Définition de l’hyperbate

L’hyperbate est une figure de style qui consiste à modifier l’ordre courant des mots ou propositions dans une même phrase de façon inhabituelle. Ces mots, généralement successifs, se retrouvent éloignées tout en restant unis par la syntaxe de la phrase.

Malgré l’altération de l’ordre des mots, la phrase conserve tout de même son sens, renforcé par le lien syntaxique.

Selon Henri Morier, l’hyperbate permet d’ajouter « à la phrase qui paraissait terminée une épithète, un complément ou une proposition, expression qui surprend l’auditeur et se trouve par là-même mise fortement en évidence » (Dictionnaire de Poétique et de rhétotique).

Par exemple, dans l’extrait du roman Le voyage de Sparte, la pensée de Maurice Barrès se poursuit avec la conjonction de coordination et.

À huit heures, la chaleur commence, et les fulgurations.

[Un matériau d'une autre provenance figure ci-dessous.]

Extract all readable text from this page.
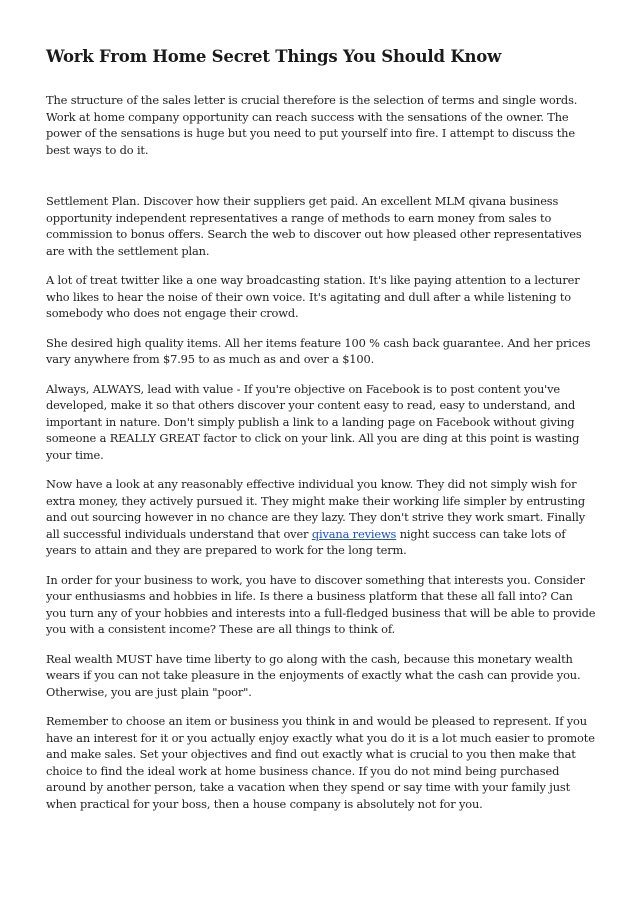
Work From Home Secret Things You Should Know

The structure of the sales letter is crucial therefore is the selection of terms and single words. Work at home company opportunity can reach success with the sensations of the owner. The power of the sensations is huge but you need to put yourself into fire. I attempt to discuss the best ways to do it.

Settlement Plan. Discover how their suppliers get paid. An excellent MLM qivana business opportunity independent representatives a range of methods to earn money from sales to commission to bonus offers. Search the web to discover out how pleased other representatives are with the settlement plan.

A lot of treat twitter like a one way broadcasting station. It's like paying attention to a lecturer who likes to hear the noise of their own voice. It's agitating and dull after a while listening to somebody who does not engage their crowd.

She desired high quality items. All her items feature 100 % cash back guarantee. And her prices vary anywhere from $7.95 to as much as and over a $100.

Always, ALWAYS, lead with value - If you're objective on Facebook is to post content you've developed, make it so that others discover your content easy to read, easy to understand, and important in nature. Don't simply publish a link to a landing page on Facebook without giving someone a REALLY GREAT factor to click on your link. All you are ding at this point is wasting your time.

Now have a look at any reasonably effective individual you know. They did not simply wish for extra money, they actively pursued it. They might make their working life simpler by entrusting and out sourcing however in no chance are they lazy. They don't strive they work smart. Finally all successful individuals understand that over qivana reviews night success can take lots of years to attain and they are prepared to work for the long term.

In order for your business to work, you have to discover something that interests you. Consider your enthusiasms and hobbies in life. Is there a business platform that these all fall into? Can you turn any of your hobbies and interests into a full-fledged business that will be able to provide you with a consistent income? These are all things to think of.

Real wealth MUST have time liberty to go along with the cash, because this monetary wealth wears if you can not take pleasure in the enjoyments of exactly what the cash can provide you. Otherwise, you are just plain "poor".

Remember to choose an item or business you think in and would be pleased to represent. If you have an interest for it or you actually enjoy exactly what you do it is a lot much easier to promote and make sales. Set your objectives and find out exactly what is crucial to you then make that choice to find the ideal work at home business chance. If you do not mind being purchased around by another person, take a vacation when they spend or say time with your family just when practical for your boss, then a house company is absolutely not for you.
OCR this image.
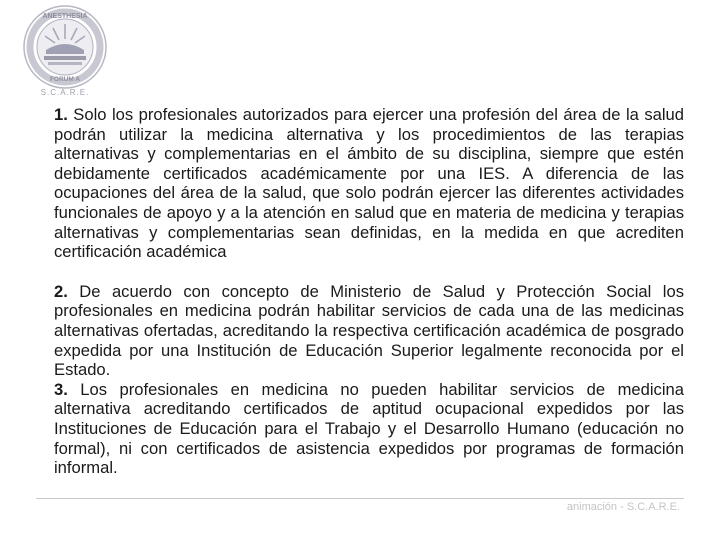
ANESTHESIA
FORUM A
S.C.A.R.E.

1. Solo los profesionales autorizados para ejercer una profesión del área de la salud podrán utilizar la medicina alternativa y los procedimientos de las terapias alternativas y complementarias en el ámbito de su disciplina, siempre que estén debidamente certificados académicamente por una IES. A diferencia de las ocupaciones del área de la salud, que solo podrán ejercer las diferentes actividades funcionales de apoyo y a la atención en salud que en materia de medicina y terapias alternativas y complementarias sean definidas, en la medida en que acrediten certificación académica

2. De acuerdo con concepto de Ministerio de Salud y Protección Social los profesionales en medicina podrán habilitar servicios de cada una de las medicinas alternativas ofertadas, acreditando la respectiva certificación académica de posgrado expedida por una Institución de Educación Superior legalmente reconocida por el Estado.

3. Los profesionales en medicina no pueden habilitar servicios de medicina alternativa acreditando certificados de aptitud ocupacional expedidos por las Instituciones de Educación para el Trabajo y el Desarrollo Humano (educación no formal), ni con certificados de asistencia expedidos por programas de formación informal.

animación - S.C.A.R.E.
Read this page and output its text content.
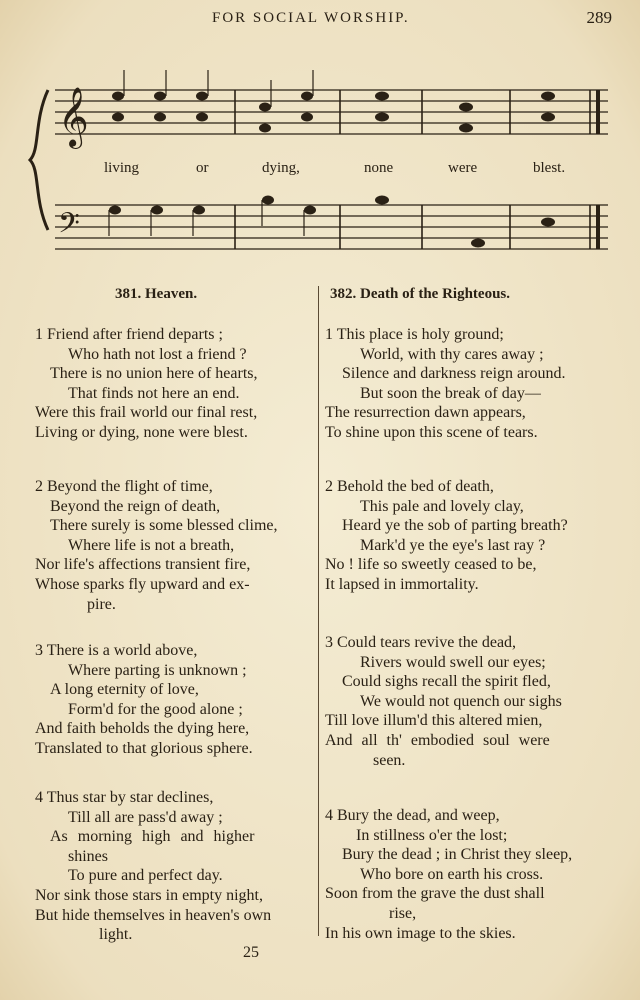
FOR SOCIAL WORSHIP.	289
𝄞
𝄢
living	or	dying,	none	were	blest.
381. Heaven.	382. Death of the Righteous.
1 Friend after friend departs ;
Who hath not lost a friend ?
There is no union here of hearts,
That finds not here an end.
Were this frail world our final rest,
Living or dying, none were blest.
2 Beyond the flight of time,
Beyond the reign of death,
There surely is some blessed clime,
Where life is not a breath,
Nor life's affections transient fire,
Whose sparks fly upward and ex-
pire.
3 There is a world above,
Where parting is unknown ;
A long eternity of love,
Form'd for the good alone ;
And faith beholds the dying here,
Translated to that glorious sphere.
4 Thus star by star declines,
Till all are pass'd away ;
As morning high and higher
shines
To pure and perfect day.
Nor sink those stars in empty night,
But hide themselves in heaven's own
light.
1 This place is holy ground;
World, with thy cares away ;
Silence and darkness reign around.
But soon the break of day—
The resurrection dawn appears,
To shine upon this scene of tears.
2 Behold the bed of death,
This pale and lovely clay,
Heard ye the sob of parting breath?
Mark'd ye the eye's last ray ?
No ! life so sweetly ceased to be,
It lapsed in immortality.
3 Could tears revive the dead,
Rivers would swell our eyes;
Could sighs recall the spirit fled,
We would not quench our sighs
Till love illum'd this altered mien,
And all th' embodied soul were
seen.
4 Bury the dead, and weep,
In stillness o'er the lost;
Bury the dead ; in Christ they sleep,
Who bore on earth his cross.
Soon from the grave the dust shall
rise,
In his own image to the skies.
25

Maurice Barrès, Journées de mulet dans le Péloponnèse

Parfois, la séparation (disjonction) entre les mots est plus franche comme le montre cet exemple, cité par Patrick Bacry dans Les Figures de style : 

Le rare fut qu’on voulut laisser mettre le Roi à table pour souper, avant d’effrayer par de grands remèdes, et laisser achever son souper sans l’interrompre et sans l’avertir de rien, qui, sur la foi de Fagon et le silence public, croyait Monseigneur [le fils, malade, du Roi] en bon état…

Saint-Simon, Mémoires.

Le pronom qui et son antécédent le Roi sont très éloignés l’un de l’autre. Cette distance produit un effet d’attente chez le lecteur. 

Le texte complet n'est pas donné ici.